MGK’s animated delivery and noir music video gel well with the “Rap Devil” instrumental, produced — in a poetic twist — by “Kamikaze” co-producer Ronny J. The beat is an exemplar of simple-yet-addictive composition, fusing satisfying snare hits, a guitar harboring a subtle Western twang and a sinister-sounding 808 bass. The result is a dramatic musical score that somehow sounds bullish and brooding at once, a fitting backdrop to the David and Goliath narrative MGK invokes.

Keep in mind, this was all done just three days after Eminem dropped “Kamikaze.” With “Rap Devil,” MGK seems to have understood the spectacle of the moment and capitalized on it, despite also exposing his limits as a technical rapper. 

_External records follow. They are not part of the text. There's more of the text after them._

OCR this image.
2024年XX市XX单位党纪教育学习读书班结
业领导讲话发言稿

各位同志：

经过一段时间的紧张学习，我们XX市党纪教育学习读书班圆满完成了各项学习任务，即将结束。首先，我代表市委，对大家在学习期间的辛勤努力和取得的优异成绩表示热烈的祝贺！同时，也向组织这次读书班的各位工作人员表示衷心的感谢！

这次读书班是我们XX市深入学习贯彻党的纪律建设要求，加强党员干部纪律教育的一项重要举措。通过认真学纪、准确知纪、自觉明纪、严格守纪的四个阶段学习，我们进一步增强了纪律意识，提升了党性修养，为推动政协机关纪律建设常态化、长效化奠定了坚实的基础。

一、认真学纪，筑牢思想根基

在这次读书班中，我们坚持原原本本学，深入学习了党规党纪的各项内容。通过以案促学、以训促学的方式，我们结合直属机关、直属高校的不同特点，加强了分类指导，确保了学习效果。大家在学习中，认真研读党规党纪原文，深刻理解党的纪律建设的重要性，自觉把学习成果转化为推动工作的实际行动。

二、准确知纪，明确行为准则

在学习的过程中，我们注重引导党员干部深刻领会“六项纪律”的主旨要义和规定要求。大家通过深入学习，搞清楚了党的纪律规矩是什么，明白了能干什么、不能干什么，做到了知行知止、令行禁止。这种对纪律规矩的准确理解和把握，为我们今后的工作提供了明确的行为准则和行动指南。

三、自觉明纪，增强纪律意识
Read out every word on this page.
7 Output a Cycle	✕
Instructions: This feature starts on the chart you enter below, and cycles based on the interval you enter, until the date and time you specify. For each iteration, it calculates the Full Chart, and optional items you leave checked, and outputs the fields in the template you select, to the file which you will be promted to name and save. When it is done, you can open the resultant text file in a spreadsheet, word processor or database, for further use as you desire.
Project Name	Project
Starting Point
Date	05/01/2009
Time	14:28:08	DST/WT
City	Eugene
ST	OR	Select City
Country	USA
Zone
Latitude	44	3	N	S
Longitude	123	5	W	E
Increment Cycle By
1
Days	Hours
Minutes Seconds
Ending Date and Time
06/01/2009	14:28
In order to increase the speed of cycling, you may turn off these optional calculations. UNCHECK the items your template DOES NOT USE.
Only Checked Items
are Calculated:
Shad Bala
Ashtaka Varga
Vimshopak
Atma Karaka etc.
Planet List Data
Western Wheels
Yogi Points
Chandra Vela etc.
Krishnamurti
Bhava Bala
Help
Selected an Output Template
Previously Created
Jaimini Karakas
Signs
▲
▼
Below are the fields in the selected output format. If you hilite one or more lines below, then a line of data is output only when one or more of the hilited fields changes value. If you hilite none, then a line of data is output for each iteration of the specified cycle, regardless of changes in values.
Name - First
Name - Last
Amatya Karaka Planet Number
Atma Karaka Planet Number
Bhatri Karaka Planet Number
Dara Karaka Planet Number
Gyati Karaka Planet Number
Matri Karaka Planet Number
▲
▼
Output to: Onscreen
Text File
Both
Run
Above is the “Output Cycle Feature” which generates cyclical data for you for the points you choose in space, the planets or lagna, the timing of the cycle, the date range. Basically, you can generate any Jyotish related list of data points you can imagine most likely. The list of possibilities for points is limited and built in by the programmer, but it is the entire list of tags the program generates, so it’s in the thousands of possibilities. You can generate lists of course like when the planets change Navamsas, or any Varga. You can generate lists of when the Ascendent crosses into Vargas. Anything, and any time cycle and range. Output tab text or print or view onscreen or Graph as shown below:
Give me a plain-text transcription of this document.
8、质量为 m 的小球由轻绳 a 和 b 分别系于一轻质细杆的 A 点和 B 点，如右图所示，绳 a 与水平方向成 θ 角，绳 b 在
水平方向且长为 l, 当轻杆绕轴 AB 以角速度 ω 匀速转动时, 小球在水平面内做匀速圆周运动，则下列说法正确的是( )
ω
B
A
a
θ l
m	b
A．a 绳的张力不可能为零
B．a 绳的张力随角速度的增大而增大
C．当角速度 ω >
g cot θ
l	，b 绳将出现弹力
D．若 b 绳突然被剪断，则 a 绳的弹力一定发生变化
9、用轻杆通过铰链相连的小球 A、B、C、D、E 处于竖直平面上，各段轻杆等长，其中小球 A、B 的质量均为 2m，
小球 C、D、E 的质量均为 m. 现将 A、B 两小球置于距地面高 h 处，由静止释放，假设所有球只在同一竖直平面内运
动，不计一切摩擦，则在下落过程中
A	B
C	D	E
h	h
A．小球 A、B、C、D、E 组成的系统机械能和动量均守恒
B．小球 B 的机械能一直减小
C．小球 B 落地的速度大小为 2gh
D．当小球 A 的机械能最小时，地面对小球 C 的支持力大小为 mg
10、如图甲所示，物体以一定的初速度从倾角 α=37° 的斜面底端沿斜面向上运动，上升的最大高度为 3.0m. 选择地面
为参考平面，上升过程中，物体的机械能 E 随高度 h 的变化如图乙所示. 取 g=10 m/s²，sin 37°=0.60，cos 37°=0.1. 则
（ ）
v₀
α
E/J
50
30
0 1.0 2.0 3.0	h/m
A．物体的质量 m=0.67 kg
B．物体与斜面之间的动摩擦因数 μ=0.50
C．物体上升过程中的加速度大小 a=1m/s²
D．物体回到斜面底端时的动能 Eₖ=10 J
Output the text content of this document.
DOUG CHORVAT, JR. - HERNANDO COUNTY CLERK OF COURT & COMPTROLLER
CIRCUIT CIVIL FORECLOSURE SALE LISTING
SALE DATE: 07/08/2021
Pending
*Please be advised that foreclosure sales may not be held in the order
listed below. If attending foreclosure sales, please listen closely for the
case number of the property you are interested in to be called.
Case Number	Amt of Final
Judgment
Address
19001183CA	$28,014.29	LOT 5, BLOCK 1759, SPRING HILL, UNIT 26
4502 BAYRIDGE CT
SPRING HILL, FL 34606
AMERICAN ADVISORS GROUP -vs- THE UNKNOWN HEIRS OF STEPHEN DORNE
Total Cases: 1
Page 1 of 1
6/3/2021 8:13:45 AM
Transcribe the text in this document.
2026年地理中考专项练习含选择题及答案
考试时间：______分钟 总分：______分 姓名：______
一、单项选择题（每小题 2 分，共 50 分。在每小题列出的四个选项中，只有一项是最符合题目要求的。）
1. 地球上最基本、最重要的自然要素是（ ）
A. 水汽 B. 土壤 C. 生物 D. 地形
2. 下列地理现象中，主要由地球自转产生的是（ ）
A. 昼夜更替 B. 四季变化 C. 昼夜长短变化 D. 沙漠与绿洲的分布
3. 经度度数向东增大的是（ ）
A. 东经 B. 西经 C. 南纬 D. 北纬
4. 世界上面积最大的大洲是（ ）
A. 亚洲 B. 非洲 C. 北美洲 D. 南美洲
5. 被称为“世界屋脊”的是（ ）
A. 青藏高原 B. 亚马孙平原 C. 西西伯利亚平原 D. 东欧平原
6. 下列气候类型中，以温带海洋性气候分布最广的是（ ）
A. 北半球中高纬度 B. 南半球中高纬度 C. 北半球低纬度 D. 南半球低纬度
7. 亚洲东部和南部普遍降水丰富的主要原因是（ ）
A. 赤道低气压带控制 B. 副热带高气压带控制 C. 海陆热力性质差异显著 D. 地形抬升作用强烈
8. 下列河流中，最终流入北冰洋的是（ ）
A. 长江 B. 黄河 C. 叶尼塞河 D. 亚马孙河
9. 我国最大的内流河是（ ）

The impact of the song was and remains complicated. Upon release, the hip-hop community reveled in the explosive drama and offered qualified praise for “Rap Devil,” commending MGK for his panache, if not his lyricism. Others prophesied MGK’s impending doom, comparing the situation to Ja Rule’s fateful mistake — a prediction many felt was vindicated following Eminem’s blistering response and MGK’s poor future sales. The beef is still being dissected by rap fans, with a high-profile “4 Years Later” retrospective video on the subject published Sept. 14 of this year.

In spite of the messy debate, MGK’s stint can be appreciated as a punch considerably above his weight — not exactly the knockout blow it was intended as, but unusually robust amid the still-growing catalog of failed anti-Eminem takedowns.

As for himself, Machine Gun Kelly seems at peace with his decision, indicated by his 2020 interview with Howard Stern.

“I said what I said, and respect the fight — that's it,” Kelly said. 

“The Butterfly Effect” is a column by Kartik Chugh that explores the significance of selected hip-hop releases from a cultural and musical lens.